The Cullman Center is made possible by a generous endowment from Dorothy and Lewis B. Cullman in honor of Brooke Russell Astor, with major support provided by Mrs. John L., Weinberg, The Andrew W. Mellon Foundation, The Estate of Charles J. Liebman, John and Constance Birkelund, The Samuel I. Newhouse Foundation, and additional gifts from The Gilder Lehrman Institute of American History, Mel and Lois Tukman, Helen and Roger Alcaly, The Mrs. Giles Whiting Foundation, William W. Karatz, The Rona Jaffe Foundation, Mary Ellen von der Heyden, Merilee and Roy Bostock, Lybess Sweezy and Ken Miller, and Cullman Center Fellows.

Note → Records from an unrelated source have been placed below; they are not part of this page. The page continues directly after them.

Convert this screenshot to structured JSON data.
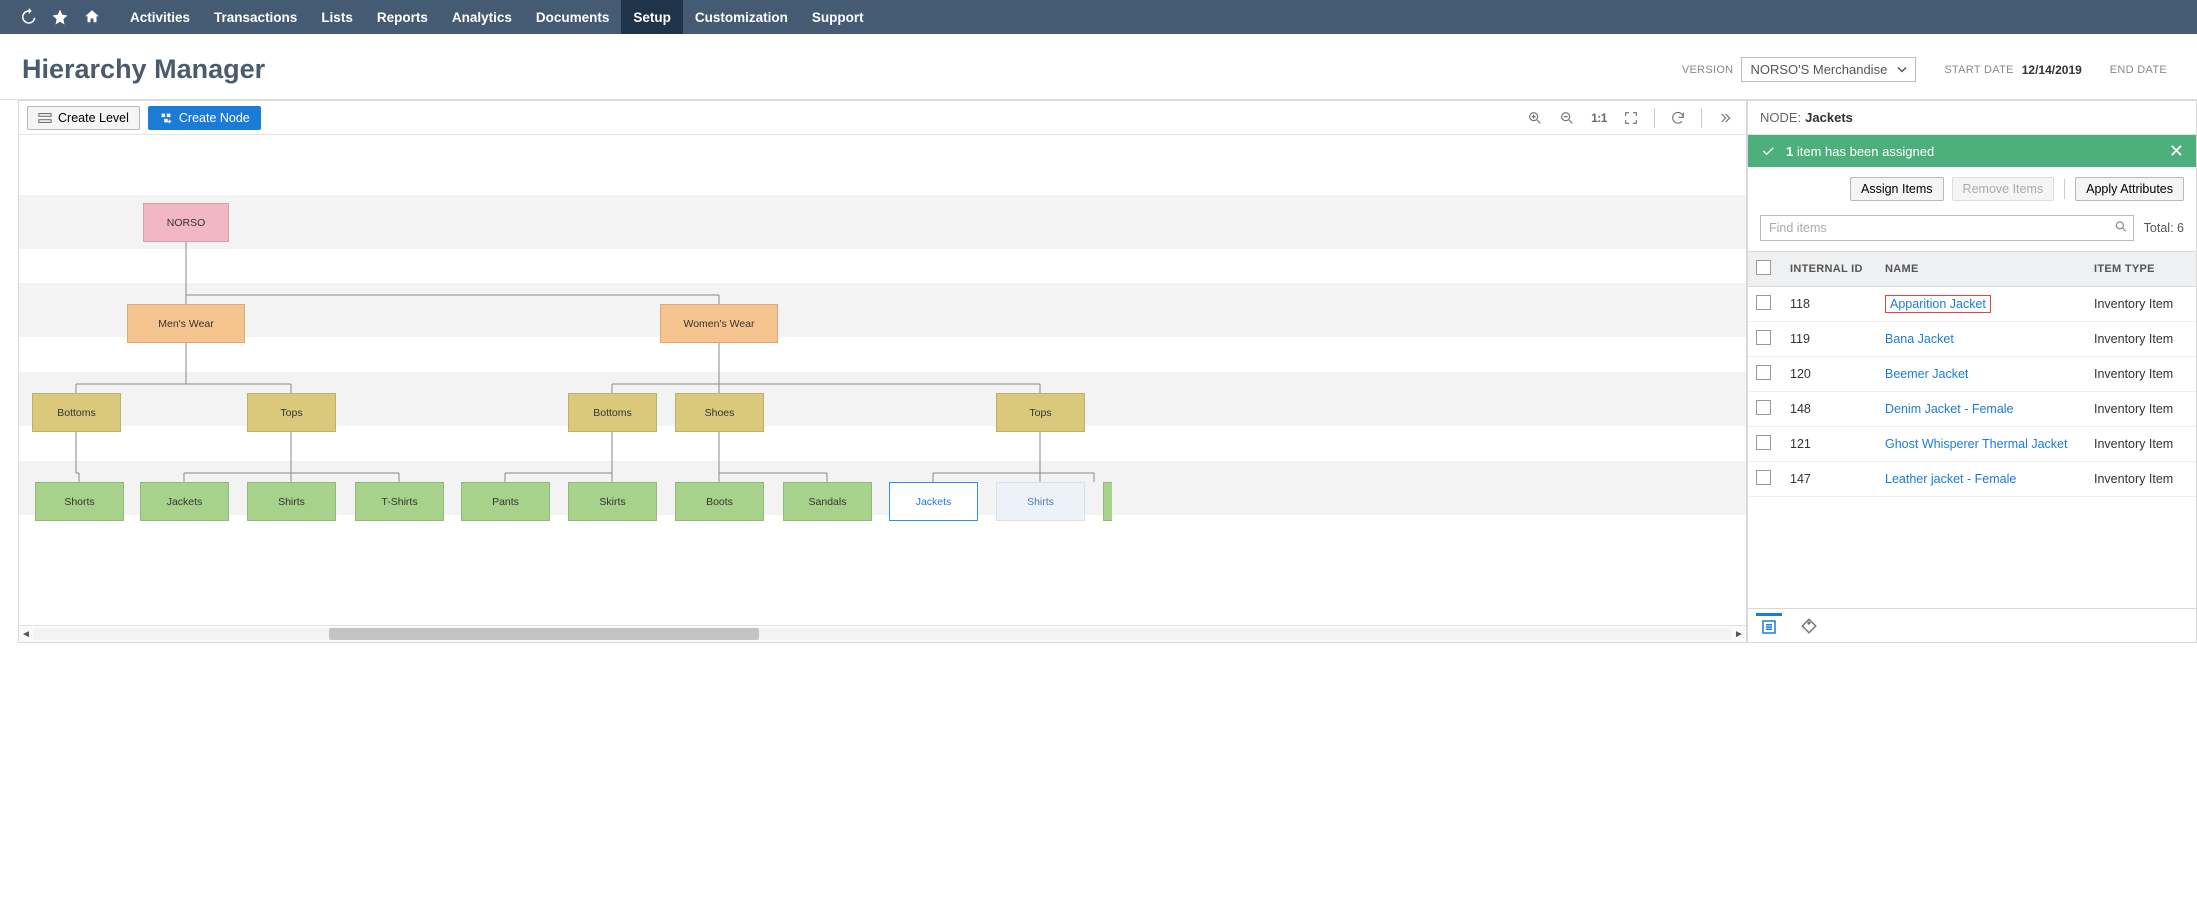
{
  "nav": {
    "items": [
      "Activities",
      "Transactions",
      "Lists",
      "Reports",
      "Analytics",
      "Documents",
      "Setup",
      "Customization",
      "Support"
    ],
    "active_index": 6
  },
  "page": {
    "title": "Hierarchy Manager",
    "version_label": "VERSION",
    "version_value": "NORSO'S Merchandise",
    "start_date_label": "START DATE",
    "start_date_value": "12/14/2019",
    "end_date_label": "END DATE",
    "end_date_value": ""
  },
  "toolbar": {
    "create_level": "Create Level",
    "create_node": "Create Node",
    "zoom_reset_text": "1:1"
  },
  "hierarchy": {
    "root": "NORSO",
    "cats": [
      "Men's Wear",
      "Women's Wear"
    ],
    "subs": [
      "Bottoms",
      "Tops",
      "Bottoms",
      "Shoes",
      "Tops"
    ],
    "leaves": [
      "Shorts",
      "Jackets",
      "Shirts",
      "T-Shirts",
      "Pants",
      "Skirts",
      "Boots",
      "Sandals",
      "Jackets",
      "Shirts"
    ],
    "selected_leaf_index": 8
  },
  "side": {
    "node_label": "NODE:",
    "node_name": "Jackets",
    "banner_count": "1",
    "banner_text": "item has been assigned",
    "assign_items": "Assign Items",
    "remove_items": "Remove Items",
    "apply_attributes": "Apply Attributes",
    "search_placeholder": "Find items",
    "total_prefix": "Total:",
    "total_count": "6",
    "columns": {
      "internal_id": "INTERNAL ID",
      "name": "NAME",
      "item_type": "ITEM TYPE"
    },
    "rows": [
      {
        "id": "118",
        "name": "Apparition Jacket",
        "type": "Inventory Item",
        "highlight": true
      },
      {
        "id": "119",
        "name": "Bana Jacket",
        "type": "Inventory Item"
      },
      {
        "id": "120",
        "name": "Beemer Jacket",
        "type": "Inventory Item"
      },
      {
        "id": "148",
        "name": "Denim Jacket - Female",
        "type": "Inventory Item"
      },
      {
        "id": "121",
        "name": "Ghost Whisperer Thermal Jacket",
        "type": "Inventory Item"
      },
      {
        "id": "147",
        "name": "Leather jacket - Female",
        "type": "Inventory Item"
      }
    ]
  }
}
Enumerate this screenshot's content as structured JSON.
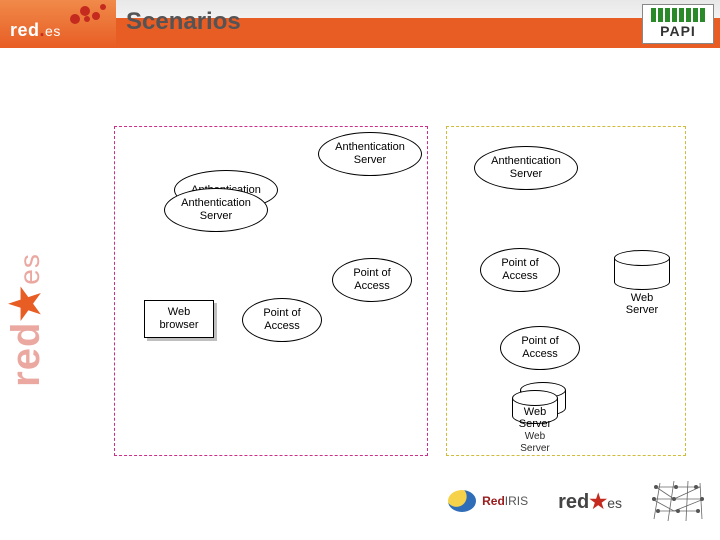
{
  "header": {
    "title": "Scenarios",
    "redes_logo_text_main": "red",
    "redes_logo_text_suffix": "es",
    "papi_label": "PAPI"
  },
  "sidebar": {
    "text_main": "red",
    "text_suffix": "es"
  },
  "nodes": {
    "auth_upper_left_front": "Anthentication\nServer",
    "auth_upper_left_back": "Anthentication",
    "auth_center": "Anthentication\nServer",
    "auth_right": "Anthentication\nServer",
    "poa_center": "Point of\nAccess",
    "poa_left": "Point of\nAccess",
    "poa_right_upper": "Point of\nAccess",
    "poa_right_lower": "Point of\nAccess",
    "web_browser": "Web\nbrowser",
    "cyl_right": "Web\nServer",
    "cyl_stack_back": "Web\nServer",
    "cyl_stack_front": "Web\nServer"
  },
  "footer": {
    "iris_text_prefix": "Red",
    "iris_text_suffix": "IRIS",
    "redes_text_main": "red",
    "redes_text_suffix": "es"
  }
}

About the New York Public Library
The New York Public Library was created in 1895 with the consolidation of the private libraries of John Jacob Astor and James Lenox with the Samuel Jones Tilden Trust. The Library provides free and open access to its physical and electronic collections and information, as well as to its services. Its renowned research collections are located in the Stephen A. Schwarzman Building at Fifth Avenue and 42nd Street; The New York Public Library for the Performing Arts at Lincoln Center; the Schomburg Center for Research in Black Culture in Harlem; and the Science, Industry and Business Library at 34th Street and Madison Avenue. Eighty-seven branch libraries provide access to circulating collections and a wide range of other services in neighborhoods throughout the Bronx, Manhattan, and Staten Island. Research and circulating collections combined total more than 50 million items. In addition, each year the Library presents thousands of exhibitions and public programs, which include classes in technology, literacy, and English for speakers of other languages. All in all The New York Public Library serves more than 17 million patrons who come through its doors annually and millions more around the globe who use its resources at www.nypl.org.